By the way- I never thought it were something to worry about. At school we used to sing a song before we left. We stood there with our schoolbags – ready for freedom and play. And we sang joyfully the last words: “and then I die in God`s good time in the name of Jesus.” Everything was cared for. The setting was safe. But everything was open. Why not the same now?
So here I am sitting – like the Virgin in the storehouse, while good people bring me what I need. I have so much to do. I must make my priorities. I must cut down on my listening to the news. Rather use the TV as a window to nature and life of animals and common people. Tv has many worthy programs if we find them. I am a grateful consumer.
But what I like best, is when I get greetings via mail or SMS. With pictures. Once suddenly baby Tormod laughed on the screen so I began to laugh myself. And the brand-new one that I have not met yet, she was there today in 3 versions. I can just dream what she will become like. I will never see it myself. But I am so glad to know she exists. What a gift to live so long, and get so much. I never expected all that much.

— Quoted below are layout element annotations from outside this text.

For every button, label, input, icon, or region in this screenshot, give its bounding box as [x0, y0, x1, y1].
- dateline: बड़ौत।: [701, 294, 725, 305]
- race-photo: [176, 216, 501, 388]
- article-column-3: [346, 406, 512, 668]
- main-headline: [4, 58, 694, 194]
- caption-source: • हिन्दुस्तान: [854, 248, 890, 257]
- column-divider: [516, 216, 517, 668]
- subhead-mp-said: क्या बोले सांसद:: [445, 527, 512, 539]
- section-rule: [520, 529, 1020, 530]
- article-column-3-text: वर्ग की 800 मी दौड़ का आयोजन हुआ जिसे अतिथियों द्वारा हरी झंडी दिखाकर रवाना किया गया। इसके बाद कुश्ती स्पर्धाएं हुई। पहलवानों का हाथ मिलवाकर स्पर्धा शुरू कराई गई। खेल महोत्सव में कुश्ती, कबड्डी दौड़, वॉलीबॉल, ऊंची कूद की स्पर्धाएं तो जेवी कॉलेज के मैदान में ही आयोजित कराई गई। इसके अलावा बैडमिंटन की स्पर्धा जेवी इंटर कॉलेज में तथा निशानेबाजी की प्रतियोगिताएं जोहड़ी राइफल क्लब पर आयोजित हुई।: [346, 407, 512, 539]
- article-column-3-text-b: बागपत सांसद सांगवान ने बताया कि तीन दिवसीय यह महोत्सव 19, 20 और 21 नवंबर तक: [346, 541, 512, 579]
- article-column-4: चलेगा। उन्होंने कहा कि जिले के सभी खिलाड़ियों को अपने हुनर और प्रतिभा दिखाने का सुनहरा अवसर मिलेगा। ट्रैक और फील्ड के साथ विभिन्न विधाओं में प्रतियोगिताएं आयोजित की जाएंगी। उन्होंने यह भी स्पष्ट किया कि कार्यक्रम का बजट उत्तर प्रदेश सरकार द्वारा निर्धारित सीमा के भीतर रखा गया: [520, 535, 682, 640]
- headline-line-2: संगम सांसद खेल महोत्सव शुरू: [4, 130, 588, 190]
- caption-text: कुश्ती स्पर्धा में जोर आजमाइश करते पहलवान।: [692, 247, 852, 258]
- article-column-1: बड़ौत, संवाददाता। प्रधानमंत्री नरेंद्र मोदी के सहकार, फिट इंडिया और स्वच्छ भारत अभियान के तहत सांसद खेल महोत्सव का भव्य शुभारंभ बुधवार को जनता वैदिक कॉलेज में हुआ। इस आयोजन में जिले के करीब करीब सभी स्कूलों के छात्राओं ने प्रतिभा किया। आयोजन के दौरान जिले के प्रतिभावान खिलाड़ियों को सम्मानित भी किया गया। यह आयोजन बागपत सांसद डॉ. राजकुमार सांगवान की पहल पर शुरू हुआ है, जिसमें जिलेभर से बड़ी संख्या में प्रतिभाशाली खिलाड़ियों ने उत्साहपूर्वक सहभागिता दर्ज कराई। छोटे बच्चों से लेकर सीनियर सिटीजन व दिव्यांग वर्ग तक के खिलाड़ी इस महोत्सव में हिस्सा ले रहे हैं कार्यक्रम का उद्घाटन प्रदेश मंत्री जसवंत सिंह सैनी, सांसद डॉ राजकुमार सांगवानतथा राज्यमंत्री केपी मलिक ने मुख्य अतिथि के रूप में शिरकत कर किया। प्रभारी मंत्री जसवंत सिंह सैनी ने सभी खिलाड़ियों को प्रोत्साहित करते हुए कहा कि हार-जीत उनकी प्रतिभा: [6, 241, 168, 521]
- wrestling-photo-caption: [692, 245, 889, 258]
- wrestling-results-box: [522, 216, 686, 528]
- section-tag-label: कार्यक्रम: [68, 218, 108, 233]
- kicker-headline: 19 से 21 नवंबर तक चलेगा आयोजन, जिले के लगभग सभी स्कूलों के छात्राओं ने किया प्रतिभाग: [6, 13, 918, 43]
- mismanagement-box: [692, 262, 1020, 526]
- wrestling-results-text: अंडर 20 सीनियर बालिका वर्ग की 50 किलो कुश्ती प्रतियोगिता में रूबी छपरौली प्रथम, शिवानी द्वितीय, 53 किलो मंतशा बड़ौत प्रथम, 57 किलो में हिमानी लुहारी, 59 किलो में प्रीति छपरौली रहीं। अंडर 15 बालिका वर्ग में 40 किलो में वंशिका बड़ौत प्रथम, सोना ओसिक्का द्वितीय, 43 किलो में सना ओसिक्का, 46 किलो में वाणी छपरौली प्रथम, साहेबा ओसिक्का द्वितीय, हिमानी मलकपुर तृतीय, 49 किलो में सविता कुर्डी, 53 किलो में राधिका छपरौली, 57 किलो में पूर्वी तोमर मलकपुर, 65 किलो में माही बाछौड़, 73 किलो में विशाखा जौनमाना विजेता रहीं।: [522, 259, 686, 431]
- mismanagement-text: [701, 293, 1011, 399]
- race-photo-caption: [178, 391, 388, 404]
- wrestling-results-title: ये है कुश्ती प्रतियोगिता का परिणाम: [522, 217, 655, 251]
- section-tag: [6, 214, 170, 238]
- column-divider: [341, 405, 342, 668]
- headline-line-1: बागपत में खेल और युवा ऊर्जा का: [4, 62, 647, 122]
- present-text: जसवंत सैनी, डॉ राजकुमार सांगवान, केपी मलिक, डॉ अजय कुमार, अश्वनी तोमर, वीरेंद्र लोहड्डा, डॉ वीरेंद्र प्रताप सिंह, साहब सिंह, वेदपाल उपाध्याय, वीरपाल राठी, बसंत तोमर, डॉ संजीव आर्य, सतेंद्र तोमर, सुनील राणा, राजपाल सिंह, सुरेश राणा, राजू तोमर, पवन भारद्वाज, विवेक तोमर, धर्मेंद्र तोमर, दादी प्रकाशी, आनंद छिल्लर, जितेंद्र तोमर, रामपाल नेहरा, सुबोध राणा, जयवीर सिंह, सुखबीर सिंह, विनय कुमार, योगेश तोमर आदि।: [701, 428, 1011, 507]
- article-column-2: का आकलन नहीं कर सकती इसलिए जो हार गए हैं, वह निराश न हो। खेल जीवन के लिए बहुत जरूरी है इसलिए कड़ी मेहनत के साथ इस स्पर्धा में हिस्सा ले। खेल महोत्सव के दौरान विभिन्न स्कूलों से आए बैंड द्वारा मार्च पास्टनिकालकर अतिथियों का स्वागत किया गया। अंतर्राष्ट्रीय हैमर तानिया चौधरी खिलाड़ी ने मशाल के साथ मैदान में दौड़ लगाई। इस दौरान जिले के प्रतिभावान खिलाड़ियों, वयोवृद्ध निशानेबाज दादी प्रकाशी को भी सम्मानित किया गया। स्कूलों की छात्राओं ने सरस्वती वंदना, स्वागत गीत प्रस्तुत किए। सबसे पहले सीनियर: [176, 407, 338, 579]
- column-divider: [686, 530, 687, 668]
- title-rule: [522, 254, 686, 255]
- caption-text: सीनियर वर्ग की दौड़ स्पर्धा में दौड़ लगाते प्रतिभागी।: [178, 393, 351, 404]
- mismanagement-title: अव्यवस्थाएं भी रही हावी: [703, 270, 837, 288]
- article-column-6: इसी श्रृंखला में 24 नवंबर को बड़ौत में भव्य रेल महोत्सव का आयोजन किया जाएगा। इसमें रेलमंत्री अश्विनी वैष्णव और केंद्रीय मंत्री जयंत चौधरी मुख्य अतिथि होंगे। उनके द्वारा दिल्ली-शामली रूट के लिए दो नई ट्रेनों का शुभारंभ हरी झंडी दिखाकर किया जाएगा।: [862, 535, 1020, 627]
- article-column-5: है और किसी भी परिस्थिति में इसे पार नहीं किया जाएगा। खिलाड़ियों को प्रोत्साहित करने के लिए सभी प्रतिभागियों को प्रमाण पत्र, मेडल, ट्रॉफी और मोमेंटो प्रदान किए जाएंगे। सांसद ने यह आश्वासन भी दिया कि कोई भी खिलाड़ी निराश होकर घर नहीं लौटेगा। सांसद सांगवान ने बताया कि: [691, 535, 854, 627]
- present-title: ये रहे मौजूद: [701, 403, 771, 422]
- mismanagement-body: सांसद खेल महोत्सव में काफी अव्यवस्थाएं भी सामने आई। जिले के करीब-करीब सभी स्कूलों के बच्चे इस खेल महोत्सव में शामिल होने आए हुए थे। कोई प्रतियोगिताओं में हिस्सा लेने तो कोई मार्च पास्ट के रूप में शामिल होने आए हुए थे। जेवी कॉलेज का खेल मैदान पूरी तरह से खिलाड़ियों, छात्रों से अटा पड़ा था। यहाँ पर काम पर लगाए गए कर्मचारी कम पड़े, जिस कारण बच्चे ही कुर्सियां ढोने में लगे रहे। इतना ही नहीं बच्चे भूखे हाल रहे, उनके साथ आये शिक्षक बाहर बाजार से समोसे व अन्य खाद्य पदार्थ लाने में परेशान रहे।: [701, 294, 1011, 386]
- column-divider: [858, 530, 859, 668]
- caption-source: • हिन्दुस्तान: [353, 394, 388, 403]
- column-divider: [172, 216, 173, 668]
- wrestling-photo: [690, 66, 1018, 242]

Here in my living-room I can see close pictures of stars and planets I did not know existed. Reality is growing. I always was interested in the universe. What is really going on out there? We can just imagine.
I am much better off than the Virgin in the storehouse. I am happy that I am not in her place. I feel surrounded by family. My daughter and my sisters who live in Oslo-region, keep contact via mail and phone. My grandchildren remember me. My daughter-in-law sends me snacks from her kitchen. I am
alone, but not lonesome.
My son is the one who visits me. For practical reasons. Visits must be few. But it is good to see persons “live”. We keep distance and wash hands. And talk a bit around the situation. Wondering together.
My husband worked his whole life in “The civil-defense-department”. They planned for all sorts of scenarios. I think he would have appreciated the way the government and the people have met this situation. We have become wealthy and a bit spoiled. That is true. But yet we can give and help others when needed. We may see this as a test for what we can do when crises are coming. It is an exercise. Experience is important.
It is something positive in all this. It may make us ready to handle the bigger challenge of our time – the climate-crises. And in fact – our dispositions now- have already given us fresher air and less CO2 in the atmosphere. Maybe this will be the great turn-around for our climate as well as for our willingness and ability to cooperate. We may always hope!
Maybe we also will be kinder and more helpful? Just now my granddaughter knocked at my door bringing me food from her dinner and a bag with something to cheer me up. It is a special and moving experience to be a “grandma in quarantine”. I feel so cared for.
Our King is also in quarantine. King Harald was born when I was a schoolgirl. I said to myself: “He will be my King when I am old”. And so, he is. And now we are in quarantine the two of us. Simultaneously.
I write this as a greeting to other old persons who are in the same situation. We may think of each other. “Have a great” quarantine-time!” Best wishes from Great grandma.